Figure 4. Zebrafish Rab35 regulates KV cilia length and left‐right organ patterning.

Figure 4

  • A
    Immunostaining of representative images of KV embryos at 8 somite stage in which mRNA encoding for mCherry or mCherry‐Rab35 WT was injected. Staining of acetylated tubulin was used as cilia marker. Inset shows a higher magnification image of the cilia region, displaying co‐localisation of mCherry‐Rab35 and acetylated tubulin. Scale bar, 10 μm.
  • B, C
    Immunoblot analysis with anti‐Rab35 and anti‐GAPDH antibodies of 40 μg of total lysates of zebrafish embryos injected with Rab35 morpholino (MO) at 8 somite stage, compared with non‐injected embryos. The plot in (C) shows Rab35 protein level in non‐injected and Rab35 morphants, normalised to GAPDH protein level. Data are mean ± SEM of three independent experiments (n > 50 embryos per condition).
  • D
    Organ situs was determined by observing the heart position at 30 h post‐fertilisation (hpf), and the liver position at 53 hpf, by in situ hybridisation with a probe for foxa3, in controls (mismatch MO and non‐injected [WT]) and Rab35 MO. Situs solitus means left heart and liver; situs inversus means right heart and liver; and heterotaxia means any other possible combination of the heart and liver position.
  • E
    Whole‐mount in situ hybridisation with the dand5 probe at 8 somite stage (13 hpf) in wild‐type non‐injected embryos and mismatch morphants, both presenting right‐sided distribution of dand5, and Rab35 morphants presenting bilateral localisation of the dand5 probe. Scale bar, 50 μm. Graph shows quantification of embryos (%) with bilateral or right‐sided dand5 localisation from both conditions.

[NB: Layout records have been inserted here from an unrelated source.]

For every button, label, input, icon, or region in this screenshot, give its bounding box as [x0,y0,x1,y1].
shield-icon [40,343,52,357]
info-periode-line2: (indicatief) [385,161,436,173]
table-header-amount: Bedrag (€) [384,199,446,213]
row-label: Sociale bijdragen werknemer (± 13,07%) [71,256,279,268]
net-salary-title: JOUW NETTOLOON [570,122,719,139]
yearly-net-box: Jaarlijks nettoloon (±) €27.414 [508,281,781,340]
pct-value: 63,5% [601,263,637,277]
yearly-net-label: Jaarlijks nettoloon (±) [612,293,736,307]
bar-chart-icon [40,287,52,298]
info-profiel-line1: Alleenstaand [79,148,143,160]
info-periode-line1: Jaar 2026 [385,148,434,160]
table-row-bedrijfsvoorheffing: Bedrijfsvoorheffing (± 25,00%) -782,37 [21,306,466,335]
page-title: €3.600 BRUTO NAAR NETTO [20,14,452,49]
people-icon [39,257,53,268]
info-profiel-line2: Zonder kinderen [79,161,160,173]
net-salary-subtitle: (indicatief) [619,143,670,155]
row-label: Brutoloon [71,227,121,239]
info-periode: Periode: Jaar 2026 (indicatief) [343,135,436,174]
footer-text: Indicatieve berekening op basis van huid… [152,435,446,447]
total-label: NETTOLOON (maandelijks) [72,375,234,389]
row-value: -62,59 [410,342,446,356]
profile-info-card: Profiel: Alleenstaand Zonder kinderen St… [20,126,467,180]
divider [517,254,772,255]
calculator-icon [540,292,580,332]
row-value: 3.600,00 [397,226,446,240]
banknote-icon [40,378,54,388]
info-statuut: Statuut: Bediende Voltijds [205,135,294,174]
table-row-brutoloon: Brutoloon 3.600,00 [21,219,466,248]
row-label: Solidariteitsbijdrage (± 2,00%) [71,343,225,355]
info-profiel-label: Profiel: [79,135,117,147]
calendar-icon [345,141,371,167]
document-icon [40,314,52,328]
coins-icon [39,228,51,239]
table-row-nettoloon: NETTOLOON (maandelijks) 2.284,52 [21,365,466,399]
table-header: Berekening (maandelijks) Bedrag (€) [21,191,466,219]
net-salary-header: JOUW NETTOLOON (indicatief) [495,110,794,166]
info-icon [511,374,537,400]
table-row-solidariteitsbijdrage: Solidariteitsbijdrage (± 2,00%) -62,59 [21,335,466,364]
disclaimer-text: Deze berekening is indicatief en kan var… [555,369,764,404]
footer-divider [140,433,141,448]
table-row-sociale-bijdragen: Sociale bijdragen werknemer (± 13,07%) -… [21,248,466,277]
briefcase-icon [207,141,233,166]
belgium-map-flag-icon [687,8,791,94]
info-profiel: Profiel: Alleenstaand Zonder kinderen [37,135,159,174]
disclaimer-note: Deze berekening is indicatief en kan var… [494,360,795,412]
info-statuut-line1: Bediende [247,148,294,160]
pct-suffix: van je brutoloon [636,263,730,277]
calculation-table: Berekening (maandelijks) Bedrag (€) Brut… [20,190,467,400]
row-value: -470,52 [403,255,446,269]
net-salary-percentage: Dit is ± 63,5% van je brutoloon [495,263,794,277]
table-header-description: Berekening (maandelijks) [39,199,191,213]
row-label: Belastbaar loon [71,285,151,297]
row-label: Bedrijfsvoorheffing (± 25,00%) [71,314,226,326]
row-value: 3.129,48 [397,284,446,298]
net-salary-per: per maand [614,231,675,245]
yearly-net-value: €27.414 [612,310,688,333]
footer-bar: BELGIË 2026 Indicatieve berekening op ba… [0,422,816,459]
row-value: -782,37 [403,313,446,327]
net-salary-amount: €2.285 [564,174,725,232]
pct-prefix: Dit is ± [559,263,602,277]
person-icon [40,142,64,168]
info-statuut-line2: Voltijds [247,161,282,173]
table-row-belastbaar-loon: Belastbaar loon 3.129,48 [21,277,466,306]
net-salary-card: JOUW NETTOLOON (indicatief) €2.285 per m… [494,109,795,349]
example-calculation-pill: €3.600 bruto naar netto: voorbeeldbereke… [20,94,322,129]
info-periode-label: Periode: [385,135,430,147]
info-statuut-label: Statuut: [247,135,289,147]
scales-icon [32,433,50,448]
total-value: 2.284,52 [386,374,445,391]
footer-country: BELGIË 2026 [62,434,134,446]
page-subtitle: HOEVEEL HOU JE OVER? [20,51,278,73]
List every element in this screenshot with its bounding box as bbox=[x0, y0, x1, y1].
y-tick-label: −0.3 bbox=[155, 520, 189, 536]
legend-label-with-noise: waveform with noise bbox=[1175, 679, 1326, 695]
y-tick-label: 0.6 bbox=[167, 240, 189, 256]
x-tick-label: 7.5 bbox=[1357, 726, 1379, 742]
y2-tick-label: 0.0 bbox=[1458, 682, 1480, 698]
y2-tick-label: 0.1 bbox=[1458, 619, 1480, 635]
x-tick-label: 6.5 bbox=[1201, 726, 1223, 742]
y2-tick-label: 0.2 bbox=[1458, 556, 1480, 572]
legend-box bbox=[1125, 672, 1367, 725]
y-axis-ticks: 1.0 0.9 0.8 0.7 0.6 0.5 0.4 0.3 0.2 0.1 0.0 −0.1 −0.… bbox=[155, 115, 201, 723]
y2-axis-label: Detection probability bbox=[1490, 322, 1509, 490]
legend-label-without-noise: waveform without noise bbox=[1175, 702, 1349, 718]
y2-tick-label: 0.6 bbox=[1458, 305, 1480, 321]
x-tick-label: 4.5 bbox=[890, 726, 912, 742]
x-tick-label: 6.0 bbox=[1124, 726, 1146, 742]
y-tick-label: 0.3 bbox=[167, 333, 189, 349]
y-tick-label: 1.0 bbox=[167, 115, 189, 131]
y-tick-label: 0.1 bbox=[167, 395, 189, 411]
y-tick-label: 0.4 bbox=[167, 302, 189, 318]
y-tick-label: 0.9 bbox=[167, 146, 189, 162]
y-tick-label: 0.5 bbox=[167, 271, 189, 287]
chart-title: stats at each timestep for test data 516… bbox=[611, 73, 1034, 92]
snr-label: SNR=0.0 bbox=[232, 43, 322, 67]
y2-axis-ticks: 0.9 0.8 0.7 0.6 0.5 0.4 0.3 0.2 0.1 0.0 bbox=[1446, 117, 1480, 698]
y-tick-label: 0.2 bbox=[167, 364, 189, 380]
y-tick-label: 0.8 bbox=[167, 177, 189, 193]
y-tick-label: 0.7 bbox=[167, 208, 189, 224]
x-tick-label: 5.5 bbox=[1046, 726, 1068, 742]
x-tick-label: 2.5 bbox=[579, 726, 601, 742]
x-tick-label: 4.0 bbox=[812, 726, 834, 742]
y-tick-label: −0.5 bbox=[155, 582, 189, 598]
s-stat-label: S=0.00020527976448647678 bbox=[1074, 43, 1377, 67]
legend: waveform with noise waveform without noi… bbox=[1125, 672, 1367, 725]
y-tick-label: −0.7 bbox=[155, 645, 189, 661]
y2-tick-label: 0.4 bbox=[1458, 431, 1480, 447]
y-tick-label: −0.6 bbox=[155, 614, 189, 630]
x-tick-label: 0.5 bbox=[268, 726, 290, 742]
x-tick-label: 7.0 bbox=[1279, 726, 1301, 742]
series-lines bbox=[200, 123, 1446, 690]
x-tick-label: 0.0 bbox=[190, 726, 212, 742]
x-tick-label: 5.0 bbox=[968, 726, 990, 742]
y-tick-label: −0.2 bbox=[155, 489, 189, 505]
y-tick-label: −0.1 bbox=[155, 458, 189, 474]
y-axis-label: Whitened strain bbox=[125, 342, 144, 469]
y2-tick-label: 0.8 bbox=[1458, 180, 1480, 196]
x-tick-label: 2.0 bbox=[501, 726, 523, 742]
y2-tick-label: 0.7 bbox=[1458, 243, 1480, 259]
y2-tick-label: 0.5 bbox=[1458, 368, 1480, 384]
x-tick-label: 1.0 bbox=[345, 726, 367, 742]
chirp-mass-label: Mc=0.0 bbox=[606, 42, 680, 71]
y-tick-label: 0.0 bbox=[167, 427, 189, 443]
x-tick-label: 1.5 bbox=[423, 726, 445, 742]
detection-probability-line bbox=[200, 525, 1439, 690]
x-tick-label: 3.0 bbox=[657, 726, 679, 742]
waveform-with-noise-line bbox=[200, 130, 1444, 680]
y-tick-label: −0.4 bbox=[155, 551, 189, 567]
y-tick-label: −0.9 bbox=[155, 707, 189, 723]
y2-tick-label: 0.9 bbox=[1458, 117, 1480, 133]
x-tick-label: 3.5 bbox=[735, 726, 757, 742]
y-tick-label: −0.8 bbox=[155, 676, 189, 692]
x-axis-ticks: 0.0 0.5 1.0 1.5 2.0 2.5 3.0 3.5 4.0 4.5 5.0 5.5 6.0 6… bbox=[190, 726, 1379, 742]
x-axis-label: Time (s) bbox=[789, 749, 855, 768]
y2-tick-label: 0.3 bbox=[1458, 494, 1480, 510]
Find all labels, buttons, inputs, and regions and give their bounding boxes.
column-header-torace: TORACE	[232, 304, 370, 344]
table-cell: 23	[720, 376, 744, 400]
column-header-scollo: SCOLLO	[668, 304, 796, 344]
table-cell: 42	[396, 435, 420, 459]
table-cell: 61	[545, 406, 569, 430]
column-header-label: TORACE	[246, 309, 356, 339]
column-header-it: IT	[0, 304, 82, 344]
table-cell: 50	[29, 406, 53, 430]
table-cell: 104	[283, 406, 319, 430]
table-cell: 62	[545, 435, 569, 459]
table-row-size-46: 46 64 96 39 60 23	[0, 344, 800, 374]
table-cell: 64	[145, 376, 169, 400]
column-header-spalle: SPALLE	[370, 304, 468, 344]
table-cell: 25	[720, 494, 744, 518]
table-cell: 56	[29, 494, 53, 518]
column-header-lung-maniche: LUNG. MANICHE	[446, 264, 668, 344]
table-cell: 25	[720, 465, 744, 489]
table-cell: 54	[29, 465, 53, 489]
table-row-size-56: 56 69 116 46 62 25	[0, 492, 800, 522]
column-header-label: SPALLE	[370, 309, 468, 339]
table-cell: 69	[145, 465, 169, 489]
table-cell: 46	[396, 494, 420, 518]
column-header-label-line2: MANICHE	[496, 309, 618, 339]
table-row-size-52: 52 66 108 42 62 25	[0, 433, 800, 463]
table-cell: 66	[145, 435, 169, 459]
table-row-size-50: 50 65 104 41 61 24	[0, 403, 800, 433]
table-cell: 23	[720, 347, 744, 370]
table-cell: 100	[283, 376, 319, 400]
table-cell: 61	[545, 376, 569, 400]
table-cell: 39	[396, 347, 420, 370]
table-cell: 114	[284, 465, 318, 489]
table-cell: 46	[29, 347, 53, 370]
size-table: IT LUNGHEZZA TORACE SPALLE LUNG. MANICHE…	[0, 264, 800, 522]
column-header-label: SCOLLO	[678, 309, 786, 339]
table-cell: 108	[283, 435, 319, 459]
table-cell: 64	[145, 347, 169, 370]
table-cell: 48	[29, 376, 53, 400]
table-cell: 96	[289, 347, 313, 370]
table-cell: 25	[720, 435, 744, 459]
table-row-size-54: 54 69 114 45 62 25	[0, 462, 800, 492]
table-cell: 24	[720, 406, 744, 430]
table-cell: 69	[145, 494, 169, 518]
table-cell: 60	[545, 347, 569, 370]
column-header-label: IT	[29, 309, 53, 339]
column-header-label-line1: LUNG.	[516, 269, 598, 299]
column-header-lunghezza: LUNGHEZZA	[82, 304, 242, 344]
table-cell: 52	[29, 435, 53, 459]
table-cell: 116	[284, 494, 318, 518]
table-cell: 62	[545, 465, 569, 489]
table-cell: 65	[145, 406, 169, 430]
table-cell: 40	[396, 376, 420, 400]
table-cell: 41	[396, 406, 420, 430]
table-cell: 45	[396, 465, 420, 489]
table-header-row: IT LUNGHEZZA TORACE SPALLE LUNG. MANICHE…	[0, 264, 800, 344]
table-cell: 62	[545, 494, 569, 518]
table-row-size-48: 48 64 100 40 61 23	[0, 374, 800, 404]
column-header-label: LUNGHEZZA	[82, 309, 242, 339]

Statistical significance according to Fisher Exact test (**= 0.0002).
  • F–I
    Immunostaining of representative images of KV embryos at 8 somite stage in which: (F) Mismatch or Rab35 MO was injected, as well as a co‐injection of Rab35 MO with mRNA encoding mCherry‐Rab35 WT [Rescue]; (H) mRNA encoding mCherry or mCherry‐tagged Rab35 WT, Rab35‐Q67L or Rab35‐S22N were injected. Acetylated tubulin is shown in green as cilia marker. Quantification of KV cilia length in (F) and (H) is shown, respectively, in (G) and (I) as box‐and‐whisker plots of three independent experiments. N ≥ 8 embryos and n > 300 cilia per experimental condition. Horizontal lines show 25, 50 and 75th percentiles; whiskers extend to minimum and maximum values. Statistical significance according to Kruskal–Wallis followed by Dunn's post hoc test (**< 0.01, ***< 0.001, ns. not significant; Mismatch vs. Rab35 MO, P < 0.001; Cherry vs. Rab35‐SN, P = 0.0063). Scale bars, 10 μm.

Source data are available online for this figure.